Une femme transgenre en Australie a brûlé chimiquement son pénis afin de subir une chirurgie d’affirmation de genre, selon un rapport de cas du Département d’urologie, Royal North Shore Hospital à St Leonards.

Des chercheurs du North Shore Urology Research Group du Royal North Shore Hospital ont publié mercredi un rapport sur ScienceDirect.com, qui détaille un cas récent impliquant une femme de 57 ans qui a été assignée à un homme à la naissance et qui voulait une opération de changement de sexe. . La femme transgenre n’a pas été identifiée dans le rapport, mais il a noté que les chercheurs avaient reçu son consentement pour le publier.

“Nous présentons un cas de brûlure chimique du pénis auto-infligée nécessitant une pénectomie d’urgence chez une patiente trans-féminine”, indique le rapport. “Ce cas met en évidence les défis d’équilibrer une résection adéquate des tissus nécrotiques non viables tout en permettant une esthétique adéquate pour une future chirurgie d’affirmation de genre (GAS) dans un établissement quaternaire qui ne fournit pas de services de changement de sexe.”
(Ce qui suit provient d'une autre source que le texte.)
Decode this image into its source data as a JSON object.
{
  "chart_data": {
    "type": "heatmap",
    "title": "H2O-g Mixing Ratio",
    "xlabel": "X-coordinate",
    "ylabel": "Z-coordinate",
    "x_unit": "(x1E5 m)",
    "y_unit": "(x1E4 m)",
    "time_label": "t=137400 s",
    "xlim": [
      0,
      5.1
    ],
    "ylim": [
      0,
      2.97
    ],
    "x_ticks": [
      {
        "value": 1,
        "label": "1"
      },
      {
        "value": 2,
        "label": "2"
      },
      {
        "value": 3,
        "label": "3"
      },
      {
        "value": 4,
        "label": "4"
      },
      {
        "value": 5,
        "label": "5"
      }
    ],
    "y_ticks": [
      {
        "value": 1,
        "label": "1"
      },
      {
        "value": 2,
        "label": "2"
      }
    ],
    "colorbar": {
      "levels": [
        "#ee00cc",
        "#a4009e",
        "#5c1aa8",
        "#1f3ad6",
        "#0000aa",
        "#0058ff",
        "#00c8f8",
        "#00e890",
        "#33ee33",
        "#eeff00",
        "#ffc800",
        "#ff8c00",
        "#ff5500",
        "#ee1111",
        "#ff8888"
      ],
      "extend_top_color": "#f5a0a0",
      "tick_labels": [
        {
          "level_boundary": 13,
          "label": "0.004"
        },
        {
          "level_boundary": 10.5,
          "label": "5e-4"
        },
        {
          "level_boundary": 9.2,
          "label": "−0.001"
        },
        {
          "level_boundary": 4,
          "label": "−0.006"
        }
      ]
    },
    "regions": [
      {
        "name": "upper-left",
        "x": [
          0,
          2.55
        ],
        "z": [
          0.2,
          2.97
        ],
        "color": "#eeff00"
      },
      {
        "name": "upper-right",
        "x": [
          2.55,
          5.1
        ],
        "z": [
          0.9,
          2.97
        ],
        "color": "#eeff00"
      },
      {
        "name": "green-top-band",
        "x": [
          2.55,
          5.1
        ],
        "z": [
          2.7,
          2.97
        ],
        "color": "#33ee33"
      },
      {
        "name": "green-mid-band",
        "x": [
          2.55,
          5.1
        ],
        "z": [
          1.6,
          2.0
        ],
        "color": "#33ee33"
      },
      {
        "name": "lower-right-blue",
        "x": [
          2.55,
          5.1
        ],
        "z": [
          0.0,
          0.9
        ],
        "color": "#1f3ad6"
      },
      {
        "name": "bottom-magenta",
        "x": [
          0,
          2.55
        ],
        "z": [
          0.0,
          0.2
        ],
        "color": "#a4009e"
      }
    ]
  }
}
Le rapport intervient alors qu’un certain nombre d’États américains ont cherché à adopter une législation interdisant les soins transgenres aux mineurs. Selon Human Rights Campaign, en plus d’interdire les soins médicaux transgenres aux mineurs, “certains États, comme l’Oklahoma, le Texas et la Caroline du Sud, ont envisagé d’interdire les soins aux personnes transgenres jusqu’à 26 ans”.

Le rapport ne donne pas de date exacte de l’incident, mais indique que la femme est arrivée au service des urgences d’un hôpital local sept jours après avoir souffert d’une brûlure chimique au pénis. Elle a été transférée au Royal North Shore Hospital pour un traitement supplémentaire peu de temps après.

L’étude a également noté que la chirurgie de réaffectation n’est “pas proposée par l’assurance maladie publique nationale australienne”.

Avant la chirurgie de la femme, le rapport notait qu’elle avait reçu une thérapie de privation d’androgènes, qui est utilisée pour réduire les hormones dans un corps. Cependant, selon le rapport, la femme a cessé d’utiliser la thérapie après avoir déménagé dans une zone plus rurale, où l’accès était limité.

“Notre objectif était de mettre en évidence les défis chirurgicaux de la pénectomie partielle et de la formation de néo-méat pour permettre le futur GAS [gender-affirming surgery] et souligner le manque d’infrastructures au sein du système de santé public pour la gestion de la dysphorie de genre à la fois dans les milieux ruraux et métropolitains », indique le rapport.

Newsweek a contacté l’un des chercheurs du rapport, Paul Kim, par e-mail pour commentaires.